Diante do quadro, é necessário propor novas políticas públicas para incentivar esse nicho de mercado que está em franco desenvolvimento e que gera muitos empregos diretos e indiretos, além de divulgar o Brasil no cenário internacional.
Cabe ressaltar que, a Federação Nacional da Economia Criativa - FNEC acaba de ser criada com o objetivo de integrar os trabalhadores e empreendedores da Economia criativa e, principalmente, conscientizar o Poder Legislativo de que “fazer arte” deixou de ser considerada atividade de caráter supérfluo diante do mercado.

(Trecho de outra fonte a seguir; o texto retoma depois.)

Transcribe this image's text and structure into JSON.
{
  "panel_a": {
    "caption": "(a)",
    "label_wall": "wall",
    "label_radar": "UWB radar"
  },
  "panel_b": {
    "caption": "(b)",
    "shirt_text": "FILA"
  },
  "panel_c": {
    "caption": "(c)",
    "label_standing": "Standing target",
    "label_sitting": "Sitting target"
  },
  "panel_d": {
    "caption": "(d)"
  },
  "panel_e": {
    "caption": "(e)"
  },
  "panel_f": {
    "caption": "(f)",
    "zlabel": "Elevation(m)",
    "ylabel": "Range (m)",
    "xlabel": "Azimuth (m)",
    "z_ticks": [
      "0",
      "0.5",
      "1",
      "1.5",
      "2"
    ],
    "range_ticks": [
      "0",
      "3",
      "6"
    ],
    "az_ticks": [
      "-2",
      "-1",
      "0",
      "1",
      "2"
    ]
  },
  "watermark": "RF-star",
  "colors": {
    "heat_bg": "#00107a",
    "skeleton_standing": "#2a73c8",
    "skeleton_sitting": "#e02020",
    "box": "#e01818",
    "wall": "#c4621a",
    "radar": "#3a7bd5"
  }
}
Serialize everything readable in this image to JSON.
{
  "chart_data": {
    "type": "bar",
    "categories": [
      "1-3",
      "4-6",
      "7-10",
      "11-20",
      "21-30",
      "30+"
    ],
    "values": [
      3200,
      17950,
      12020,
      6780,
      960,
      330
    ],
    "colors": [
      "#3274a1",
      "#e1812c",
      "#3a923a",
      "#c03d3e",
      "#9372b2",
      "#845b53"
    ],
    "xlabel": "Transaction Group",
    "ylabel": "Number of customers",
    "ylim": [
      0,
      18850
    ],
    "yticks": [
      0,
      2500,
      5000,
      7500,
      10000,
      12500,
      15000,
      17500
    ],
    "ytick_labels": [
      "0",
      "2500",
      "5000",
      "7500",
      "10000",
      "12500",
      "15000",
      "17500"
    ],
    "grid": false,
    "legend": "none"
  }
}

Cabe a legislação tributária acompanhar os novos costumes. Afinal, é para isso que o Direito existe.
Cara Sueli,
ResponderExcluirFazendo uma pesquisa, descobri teu blog.Obrigada pelos artigos.Mas ao final me deixou perplexa:
"Cabe ressaltar que, o Ministério da Cultura acaba de criar a Federação Nacional da Economia Criativa - FNEC" ...Tens certeza, que foi o MinC quem criou essa federação?O que sabemos é que foi lançada durante o Porto Musical de Recife em fevereiro.
Por favor, me desculpa, mas tens certeza que foi o MinC?
obrigada pela atenção e que tenhas uma Feliz e Santa Páscoa,
Marly Cuesta
Prezada Marly,
ResponderExcluirAtravés de esclarecimento fornecido pelo Ministério da Cultura, a criação da Secretaria da Economia Criativa, depende de regulamentação presidencial e ainda não ocorreu. Quanto a FNEC, a mesma também não consta no organograma do ministério.
Obrigada por seu comentário, muito esclarecedor.
Uma pena que num país com tantos talentos artísticos, a carga tributária seja um fator desestimulante. Parabéns pelo artigo.